I was walking down the street and I ran into Bradbury — he directed a play that I was going to do as an actor, so we know each other, but he yelled “hi” — and I’d forgot who he was.

So at my girlfriend Barbara Hershey’s urging — I was with her at that moment — she said, “Talk to him! That guy really wants to talk to you,” and I said “No, fuck him,” and keep walking.

But then I did, and then I realized who it was, and I thought, “Wait, he’s in that realm, maybe he knows Philip K. Dick.” I said, “You know a guy named—” “Yeah, sure — you want his phone number?”

My friend paid my rent for a year while I wrote, because it turned out we couldn’t get a writer. My friends kept on me about, well, if you can’t get a writer, then you write.”
~ Hampton Fancher

“That was the most disappointing thing to me in how this thing was played.
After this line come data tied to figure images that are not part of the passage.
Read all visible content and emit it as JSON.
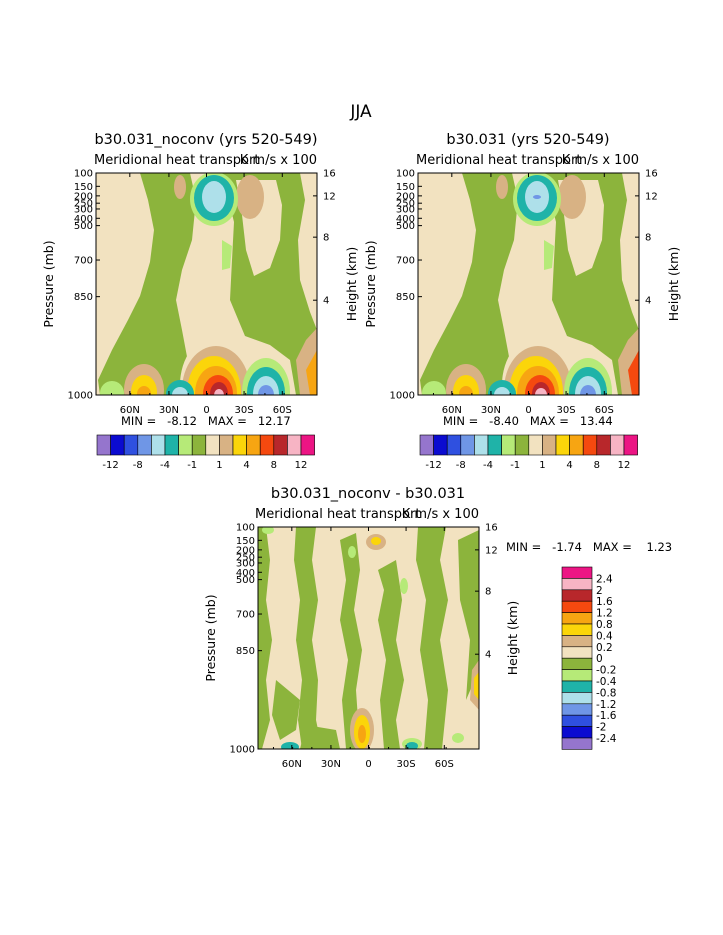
{
  "page_title": "JJA",
  "colors": {
    "diverging": [
      "#9575cd",
      "#0b0bd0",
      "#2f50e0",
      "#6f96e6",
      "#aee0ea",
      "#1fb3a8",
      "#b6ea78",
      "#8cb43c",
      "#f2e2c0",
      "#d8b284",
      "#fbd50a",
      "#f7a512",
      "#f5490f",
      "#b8272b",
      "#f7b4c4",
      "#ec1584"
    ],
    "bg": "#f2e2c0",
    "green": "#8cb43c",
    "light_green": "#b6ea78",
    "tan": "#d8b284",
    "yellow": "#fbd50a",
    "orange": "#f7a512",
    "red": "#f5490f",
    "darkred": "#b8272b",
    "pink": "#f7b4c4",
    "teal": "#1fb3a8",
    "cyan": "#aee0ea",
    "lblue": "#6f96e6",
    "blue": "#2f50e0"
  },
  "chart_data": [
    {
      "type": "contour",
      "title": "b30.031_noconv (yrs 520-549)",
      "subtitle": "Meridional heat transport",
      "units": "K m/s x 100",
      "xlabel": "",
      "ylabel": "Pressure (mb)",
      "y2label": "Height (km)",
      "x_ticks": [
        "60N",
        "30N",
        "0",
        "30S",
        "60S"
      ],
      "y_ticks": [
        "100",
        "150",
        "200",
        "250",
        "300",
        "400",
        "500",
        "700",
        "850",
        "1000"
      ],
      "y2_ticks": [
        "16",
        "12",
        "8",
        "4"
      ],
      "stats_text": "MIN =   -8.12   MAX =   12.17",
      "min": -8.12,
      "max": 12.17,
      "levels": [
        -12,
        -10,
        -8,
        -6,
        -4,
        -2,
        -1,
        -0.5,
        0.5,
        1,
        2,
        4,
        6,
        8,
        10,
        12
      ],
      "legend_labels": [
        "-12",
        "-8",
        "-4",
        "-1",
        "1",
        "4",
        "8",
        "12"
      ],
      "legend_placement": "bottom"
    },
    {
      "type": "contour",
      "title": "b30.031 (yrs 520-549)",
      "subtitle": "Meridional heat transport",
      "units": "K m/s x 100",
      "xlabel": "",
      "ylabel": "Pressure (mb)",
      "y2label": "Height (km)",
      "x_ticks": [
        "60N",
        "30N",
        "0",
        "30S",
        "60S"
      ],
      "y_ticks": [
        "100",
        "150",
        "200",
        "250",
        "300",
        "400",
        "500",
        "700",
        "850",
        "1000"
      ],
      "y2_ticks": [
        "16",
        "12",
        "8",
        "4"
      ],
      "stats_text": "MIN =   -8.40   MAX =   13.44",
      "min": -8.4,
      "max": 13.44,
      "levels": [
        -12,
        -10,
        -8,
        -6,
        -4,
        -2,
        -1,
        -0.5,
        0.5,
        1,
        2,
        4,
        6,
        8,
        10,
        12
      ],
      "legend_labels": [
        "-12",
        "-8",
        "-4",
        "-1",
        "1",
        "4",
        "8",
        "12"
      ],
      "legend_placement": "bottom"
    },
    {
      "type": "contour",
      "title": "b30.031_noconv - b30.031",
      "subtitle": "Meridional heat transport",
      "units": "K m/s x 100",
      "xlabel": "",
      "ylabel": "Pressure (mb)",
      "y2label": "Height (km)",
      "x_ticks": [
        "60N",
        "30N",
        "0",
        "30S",
        "60S"
      ],
      "y_ticks": [
        "100",
        "150",
        "200",
        "250",
        "300",
        "400",
        "500",
        "700",
        "850",
        "1000"
      ],
      "y2_ticks": [
        "16",
        "12",
        "8",
        "4"
      ],
      "stats_text": "MIN =   -1.74   MAX =    1.23",
      "min": -1.74,
      "max": 1.23,
      "levels": [
        2.4,
        2,
        1.6,
        1.2,
        0.8,
        0.4,
        0.2,
        0,
        -0.2,
        -0.4,
        -0.8,
        -1.2,
        -1.6,
        -2,
        -2.4
      ],
      "legend_labels": [
        "2.4",
        "2",
        "1.6",
        "1.2",
        "0.8",
        "0.4",
        "0.2",
        "0",
        "-0.2",
        "-0.4",
        "-0.8",
        "-1.2",
        "-1.6",
        "-2",
        "-2.4"
      ],
      "legend_placement": "right"
    }
  ]
}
Is that I’m on the phone with you now, after all that’s been said, and the fundamental distinction between what James is dealing with in these other cases is not actually brought to the fore. The fundamental difference is that James Franco didn’t seek to use his position to have sex with anyone. There’s not a case of that. He wasn’t using his position or status to try to solicit a sexual favor from anyone. If he had — if that were what the accusation involved — the show would not have gone on. We would have folded up shop and we would have not completed the show. Because then it would have been the same as Harvey Weinstein, or Les Moonves, or any of these cases that are fundamental to this new paradigm. Did you not notice that? Why did you not notice that? Is that not something notable to say, journalistically? Because nobody could find the voice to say it. I’m not just being rhetorical. Why is it that you and the other critics, none of you could find the voice to say, “You know, it’s not this, it’s that”? Because — let me go on and speak further to this. If you go back to the L.A. Times piece, that’s what it lacked. That’s what they were not able to deliver. The one example in the five that involved an issue of a sexual act was between James and a woman he was dating, who he was not working with. There was no professional dynamic in any capacity.